The 0.05 cutoff is a criterion, not a law of nature. Some fields use stricter thresholds like 0.01 (a 1% chance of coincidence), and a 2018 proposal argued for lowering the standard to 0.005 across many disciplines. The specific number matters less than the principle: scientists agree on a decision rule before analyzing data, then apply it consistently.
Turning Abstract Ideas Into Measurable Criteria
Many scientific concepts, like intelligence, anxiety, or stress, are abstract. You can’t point to anxiety the way you can point to a broken bone on an X-ray. To study these concepts, scientists create operational definitions that translate vague ideas into specific, measurable criteria.
Anxiety, for instance, might be defined in everyday language as “a state of being uneasy or worried.” That’s too imprecise for research. An operational definition would specify observable, measurable criteria: sweat gland activity on the palms, increased heart rate, dilated pupils, or a score above a certain threshold on a standardized questionnaire. Different researchers might use different operational criteria for the same concept, which is why scientific papers always spell out exactly how they measured what they studied. This transparency lets other scientists evaluate whether the criteria were reasonable and whether the results hold up under a different definition.

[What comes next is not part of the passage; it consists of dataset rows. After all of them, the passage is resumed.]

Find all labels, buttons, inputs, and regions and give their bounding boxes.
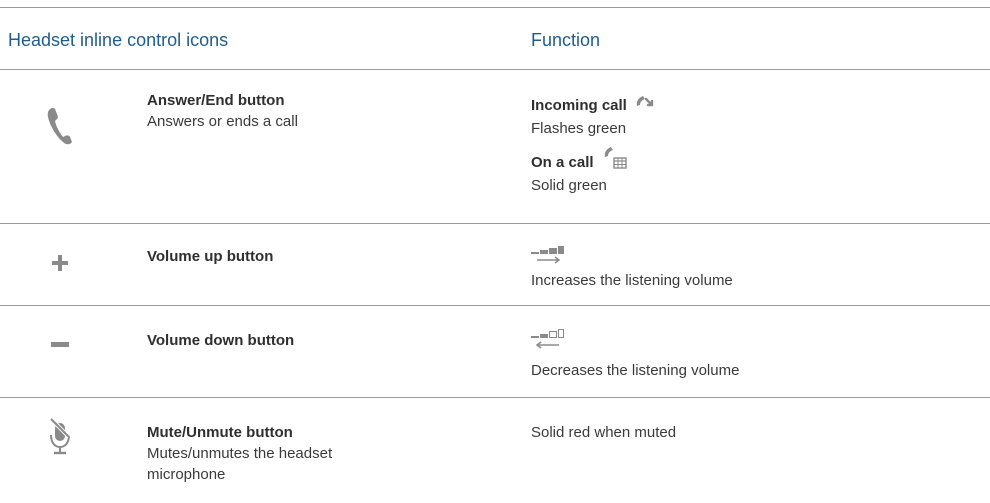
phone-handset-icon: [20, 96, 100, 156]
on-call-icon: [602, 147, 628, 175]
volume-down-desc: Decreases the listening volume: [531, 362, 740, 379]
table-row-mute: Mute/Unmute button Mutes/unmutes the hea…: [0, 398, 990, 503]
table-row-answer-end: Answer/End button Answers or ends a call…: [0, 70, 990, 223]
incoming-call-desc: Flashes green: [531, 120, 627, 137]
table-row-volume-up: Volume up button Increases the listening…: [0, 224, 990, 305]
volume-down-title: Volume down button: [147, 332, 295, 349]
minus-icon: [20, 330, 100, 360]
mute-description-line2: microphone: [147, 466, 226, 483]
mute-description-line1: Mutes/unmutes the headset: [147, 445, 333, 462]
mute-function-desc: Solid red when muted: [531, 424, 677, 441]
plus-icon: [20, 248, 100, 278]
on-call-desc: Solid green: [531, 177, 607, 194]
incoming-call-title: Incoming call: [531, 97, 627, 114]
answer-end-description: Answers or ends a call: [147, 113, 298, 130]
table-row-volume-down: Volume down button Decreases the listeni…: [0, 306, 990, 397]
on-call-title: On a call: [531, 154, 594, 171]
volume-increase-icon: [531, 244, 971, 270]
volume-up-title: Volume up button: [147, 248, 274, 265]
incoming-call-icon: [635, 94, 655, 118]
header-function: Function: [531, 30, 601, 50]
top-rule: [0, 7, 990, 8]
header-controls: Headset inline control icons: [8, 30, 229, 50]
microphone-muted-icon: [20, 416, 100, 456]
volume-up-desc: Increases the listening volume: [531, 272, 733, 289]
mute-title: Mute/Unmute button: [147, 424, 293, 441]
inline-controls-table: Headset inline control icons Function An…: [0, 0, 990, 503]
answer-end-title: Answer/End button: [147, 92, 285, 109]
volume-decrease-icon: [531, 328, 971, 360]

Criteria in Physical Sciences
Criteria also underpin the physical sciences in ways most people never think about. The international system of measurement units, for example, defines the kilogram not by a physical object but by fixing the numerical value of the Planck constant at exactly 6.626 070 15 × 10⁻³⁴ joule seconds. The kelvin, the unit of temperature, is similarly tied to a fixed value of the Boltzmann constant. These fixed constants serve as the ultimate criteria for what a kilogram or a kelvin actually is, ensuring that measurements made anywhere on Earth (or off it) mean the same thing.

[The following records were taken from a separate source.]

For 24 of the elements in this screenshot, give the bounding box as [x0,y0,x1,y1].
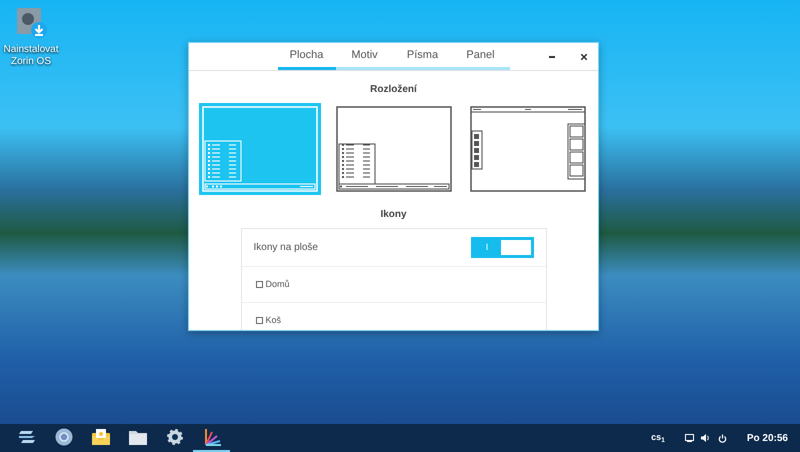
settings-icon [166,428,184,446]
browser-icon [54,428,72,446]
tab[interactable]: Motiv [336,43,394,70]
power-icon[interactable] [718,434,727,442]
tab[interactable]: Panel [452,43,510,70]
installer-icon[interactable] [15,6,47,40]
tab[interactable]: Písma [394,43,452,70]
zorin-logo-icon [18,430,36,444]
tab[interactable]: Plocha [278,43,336,70]
clock[interactable]: Po 20:56 [746,430,788,446]
checkbox-label: Koš [266,314,282,327]
section-title: Ikony [380,208,407,222]
checkbox-label: Domů [266,278,290,291]
section-title: Rozložení [370,82,417,97]
fan-icon [202,428,220,446]
close-icon[interactable] [581,54,587,60]
checkbox[interactable] [256,316,262,324]
keyboard-layout-indicator[interactable]: cs$_{1}$ [651,431,665,445]
volume-icon[interactable] [700,434,710,442]
checkbox[interactable] [256,280,262,288]
folder-icon [128,430,146,444]
setting-label: Ikony na ploše [254,240,318,255]
mail-icon [92,429,110,445]
display-icon[interactable] [684,434,694,442]
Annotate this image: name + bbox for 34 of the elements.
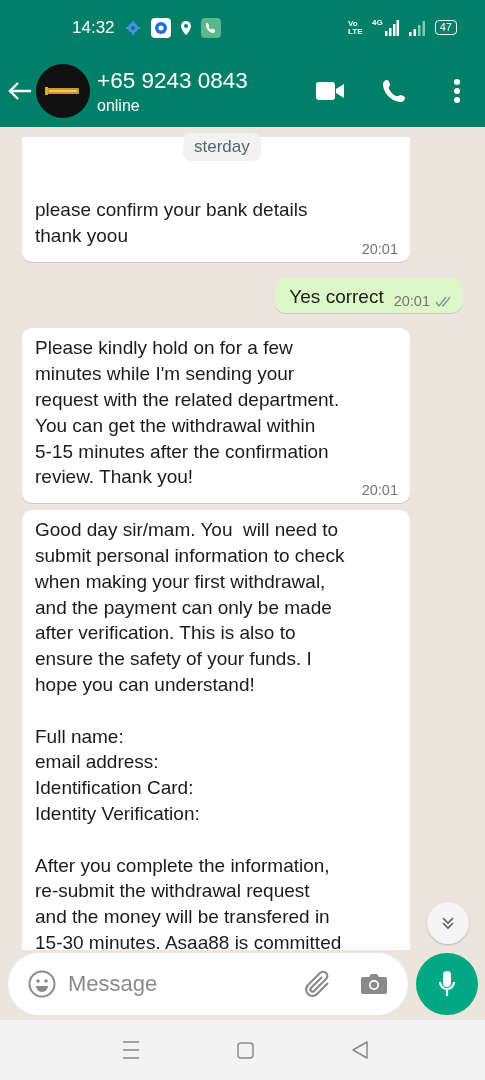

In chemistry, purity criteria determine whether a substance is clean enough for a given purpose. Pharmaceutical-grade materials must have their impurities identified and quantified, often down to the 0.1% level by weight. A compound that meets the criteria for laboratory use might not meet the stricter criteria required for use in a medication. The criteria change based on the stakes involved.
Why Criteria Matter
Across every branch of science, criteria serve the same core purpose: they replace subjective opinion with agreed-upon standards. A diagnosis is more reliable when every doctor uses the same checklist. A study is more trustworthy when its inclusion rules are transparent. A measurement is more useful when it traces back to a universal reference point. Criteria are what make science reproducible and self-correcting, because when the standards are explicit, anyone can check whether the standards were actually met.